Proving Euler-Fermat's Theorem

Question

I am trying to prove that if $g.c.d.(a, m) = 1$ then $a^{\phi(m)} \equiv 1 (\textbf{mod }m). $

I have defined the following sets:

Let set $\textbf{A}$ be the set of prime integers $<$ m

Let set $\textbf{B}$ be the set of prime integers $<$ m multiplied by a

I am having trouble proving that set B is a permutation of set A. I have proven that every element in set B is going to be unique (mod m). But how do I guarantee that these integers are going to be equivalent to a number in set A?

My understanding is that if you were proving Fermat's theorem, you have m-1 unique numbers (mod m) and therefore, they have to be congruent to each other. But I do not understand how to prove it when there are only $\phi(m)$ numbers.

Answer 1

Hint: Instead of representing the map solely by its image, consider the function

$$f(x)=ax$$

in $\mathbb{Z}_m$, where $a\in A$, and $A$ is (as you defined it) the set of primitive residues $\bmod m$.

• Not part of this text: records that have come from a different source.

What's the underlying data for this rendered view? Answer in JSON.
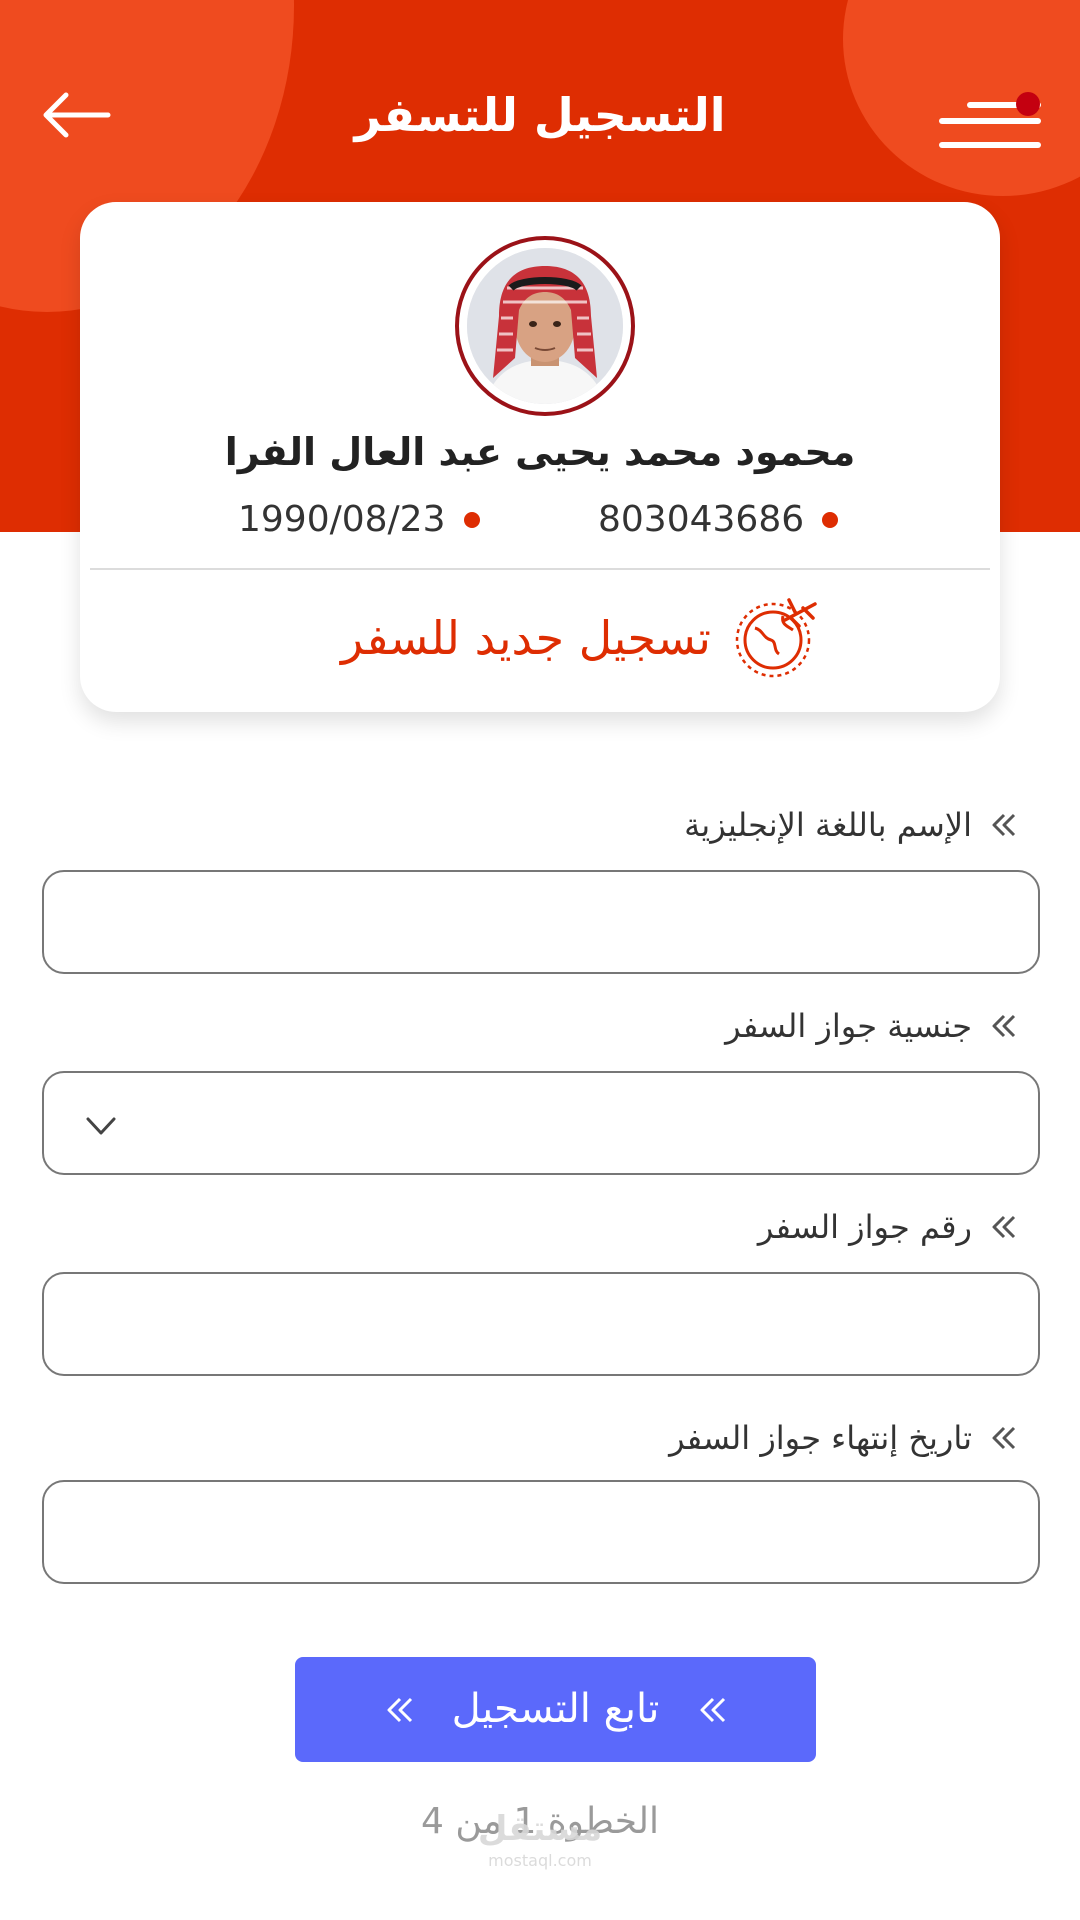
{
  "header": {
    "title": "التسجيل للتسفر",
    "back_icon": "arrow-left-icon",
    "menu_icon": "hamburger-menu-icon",
    "notification_color": "#c40010",
    "background_color": "#de2d02"
  },
  "profile": {
    "name": "محمود محمد يحيى عبد العال الفرا",
    "id_number": "803043686",
    "birth_date": "1990/08/23",
    "action_label": "تسجيل جديد للسفر",
    "action_icon": "globe-plane-icon"
  },
  "form": {
    "fields": [
      {
        "label": "الإسم باللغة الإنجليزية",
        "value": "",
        "type": "text"
      },
      {
        "label": "جنسية جواز السفر",
        "value": "",
        "type": "select"
      },
      {
        "label": "رقم جواز السفر",
        "value": "",
        "type": "text"
      },
      {
        "label": "تاريخ إنتهاء جواز السفر",
        "value": "",
        "type": "date"
      }
    ]
  },
  "actions": {
    "continue_label": "تابع التسجيل",
    "continue_color": "#5b69fb"
  },
  "progress": {
    "step_text": "الخطوة 1 من 4",
    "current_step": 1,
    "total_steps": 4
  },
  "watermark": {
    "arabic": "مستقل",
    "latin": "mostaql.com"
  }
}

You want to show that $f$ is a bijection from $A$ to $A$. To do this, first show the following:

If $x\in A$, then $f(x)\in A$ (so $f$ is well-defined).

Now, show that it is injective, i.e.that

$f(x)=f(y) \implies x=y$ for $x,y\in A$.

Any injective (you might have heard this called "one-to-one") function from a finite set to itself is a bijection, so from there you will be done.

Answer 2

Say $$S=\{a_1, a_2,\cdots,a_n\}$$ are all the elements in the set $\Bbb{Z}/m\Bbb{Z}$ which are coprime to $m$ (so $n=\phi(m)$). For some specific $x$ coprime to $m$ we consider the set of residues $$\tag{1}a_1x,a_2x,\cdots, a_nx\pmod{m}.$$

By definition, no prime factor of any element $a_i\in S$ occurs in the prime factorisation of $m$, so a simple application of the Fundamental Theorem of Arithmetic shows $$hcf(a_ix,m)=1,$$ which is to say all the numbers in $(1)$ are elements of $S$.

Next, assume for integers $a_i, a_j\in S$ that $$\tag{2} a_ix\equiv a_jx\pmod{m}.$$

Since we assume $gcd(x,m)=1$ we can cancel it from the congruence $(2)$ to get $$\tag{3} a_i\equiv a_j\pmod{m}$$ and as both $a_i$ and $a_j$ are elements of $\Bbb{Z}/m\Bbb{Z}$ they can only be congruent to one another if $i=j$, which proves that the list $(1)$ is exactly the set $S$ in some order.